اَلسُّلْحُ [es-Sulḩ] (sîn’in zammıyla) Dehnâ΄ nâm mahalde Benû Saʹd yurdunda bir su adıdır. Ve bir tılâ adıdır ki onunla yağ tulumlarını delk ederler, dikiş yerleri münsedd olmak için.
اَلسُّلَحُ [es-sulaḩ] (صُرَدٌ [ṡurad] vezninde) Keklik kuşunun yavrusuna denir. Cemʹi سِلْحَانٌ [silḩân] gelir, sîn’in kesriyleصُرَدٌ [ṡurad] ve صِرْدَانٌ [ṡirdân] gibi.
اَلسَّلْحُ [el-selḩ] (sîn’in fethi ve lâm’ın sükûnuyla) Hadeslemek maʹnâsınadır; yukâlu: سَلِحَ سَلْحًا مِنَ الْبَابِ الرَّابِعِ إِذَا تَغَوَّطَ Şârih der ki mü΄ellifin muktezâ-yı kelâmı سَلْحٌ [selḩ] taġavvut gibi insânda dahi müstaʹmeldir. Lâkin Miṡbâḩ’ın beyânına göre tayr ve behâyime mahsûstur. Belki sıvık hadeslemelerine mahsûstur ki Türkîde çımkırmak ve sağnamak taʹbîr olunur. Ve insânda ishâl üzere olursa bi’t-teşbîh istiʹmâl olunur.

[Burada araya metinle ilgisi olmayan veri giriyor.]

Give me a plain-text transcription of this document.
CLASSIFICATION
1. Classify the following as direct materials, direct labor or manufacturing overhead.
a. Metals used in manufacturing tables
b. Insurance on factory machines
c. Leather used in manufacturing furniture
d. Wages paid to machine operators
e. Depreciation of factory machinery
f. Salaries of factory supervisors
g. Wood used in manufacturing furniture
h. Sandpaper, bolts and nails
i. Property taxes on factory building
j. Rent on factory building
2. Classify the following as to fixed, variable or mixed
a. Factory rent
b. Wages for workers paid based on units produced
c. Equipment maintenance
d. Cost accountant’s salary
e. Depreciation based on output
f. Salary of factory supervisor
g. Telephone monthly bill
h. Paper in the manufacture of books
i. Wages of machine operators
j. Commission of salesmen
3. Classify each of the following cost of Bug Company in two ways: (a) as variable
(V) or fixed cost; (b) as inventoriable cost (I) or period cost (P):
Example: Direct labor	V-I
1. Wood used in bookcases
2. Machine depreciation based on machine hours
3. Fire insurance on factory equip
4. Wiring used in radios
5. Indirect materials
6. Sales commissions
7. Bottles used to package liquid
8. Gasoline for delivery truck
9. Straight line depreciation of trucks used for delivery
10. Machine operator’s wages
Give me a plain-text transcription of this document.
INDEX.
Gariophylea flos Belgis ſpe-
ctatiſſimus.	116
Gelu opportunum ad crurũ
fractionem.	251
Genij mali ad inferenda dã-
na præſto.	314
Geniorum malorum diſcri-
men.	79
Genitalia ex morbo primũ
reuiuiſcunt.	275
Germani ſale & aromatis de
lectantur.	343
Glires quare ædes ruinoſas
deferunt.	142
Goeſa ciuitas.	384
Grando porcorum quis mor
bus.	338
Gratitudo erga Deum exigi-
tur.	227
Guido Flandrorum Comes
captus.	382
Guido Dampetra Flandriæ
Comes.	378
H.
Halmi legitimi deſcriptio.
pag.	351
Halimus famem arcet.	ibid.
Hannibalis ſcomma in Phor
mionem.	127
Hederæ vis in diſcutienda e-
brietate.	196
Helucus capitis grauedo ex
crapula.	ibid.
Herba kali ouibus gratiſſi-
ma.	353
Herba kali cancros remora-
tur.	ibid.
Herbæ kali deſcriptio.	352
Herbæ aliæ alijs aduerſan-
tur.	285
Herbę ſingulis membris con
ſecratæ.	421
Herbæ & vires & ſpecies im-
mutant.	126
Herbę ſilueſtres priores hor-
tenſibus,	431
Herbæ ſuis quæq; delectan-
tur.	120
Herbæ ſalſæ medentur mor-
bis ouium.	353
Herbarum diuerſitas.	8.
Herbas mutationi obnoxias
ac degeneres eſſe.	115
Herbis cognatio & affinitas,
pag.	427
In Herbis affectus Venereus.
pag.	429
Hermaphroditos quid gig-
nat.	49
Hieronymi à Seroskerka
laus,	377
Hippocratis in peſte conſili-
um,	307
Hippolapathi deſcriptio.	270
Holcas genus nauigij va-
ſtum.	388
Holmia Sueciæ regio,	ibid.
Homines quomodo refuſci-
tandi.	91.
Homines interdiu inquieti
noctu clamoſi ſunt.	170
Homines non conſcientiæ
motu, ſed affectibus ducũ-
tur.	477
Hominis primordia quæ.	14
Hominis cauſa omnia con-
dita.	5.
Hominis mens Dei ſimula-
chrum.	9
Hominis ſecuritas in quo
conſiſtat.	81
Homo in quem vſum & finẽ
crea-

اَلسِّلاَحُ [es-silâḩ] (كِتَابٌ [kitâb] vezninde) ve
اَلسِّلَحُ [es-silaḩ] (عِنَبٌ [ʹineb] vezninde) ve
اَلسُّلْحَانُ [es-sulḩân] (سُلْطَانٌ [sulṯân] vezninde) Âlet-i harbe denir. İsm-i câmiʹlerdir; ʹalâ-kavlin demirden olan âlet-i harbe mahsûstur, kılıç ve mızrak gibi. Ve سِلاَحٌ [silâḩ] lafzı müzekkerdir, آلَةٌ [âlet] te΄vîliyle mü΄ennes dahi olur. Cemʹi أَسْلِحَةٌ [esliḩat]tır ki sîga-i cemʹ-i müzekkerdir, حِمَارٌ [ḩimâr] ve أَحْمِرَةٌ [aḩmiret] gibi. Ve mü΄ennesin cemʹi سِلاَحَاتٌ [silâḩât]tır. Ve hâssaten kılıca ıtlâk olunur. Ve kiriş geçirilmedik yaya denir. Ve değneğe ıtlâk olunur, ʹasâ maʹnâsına.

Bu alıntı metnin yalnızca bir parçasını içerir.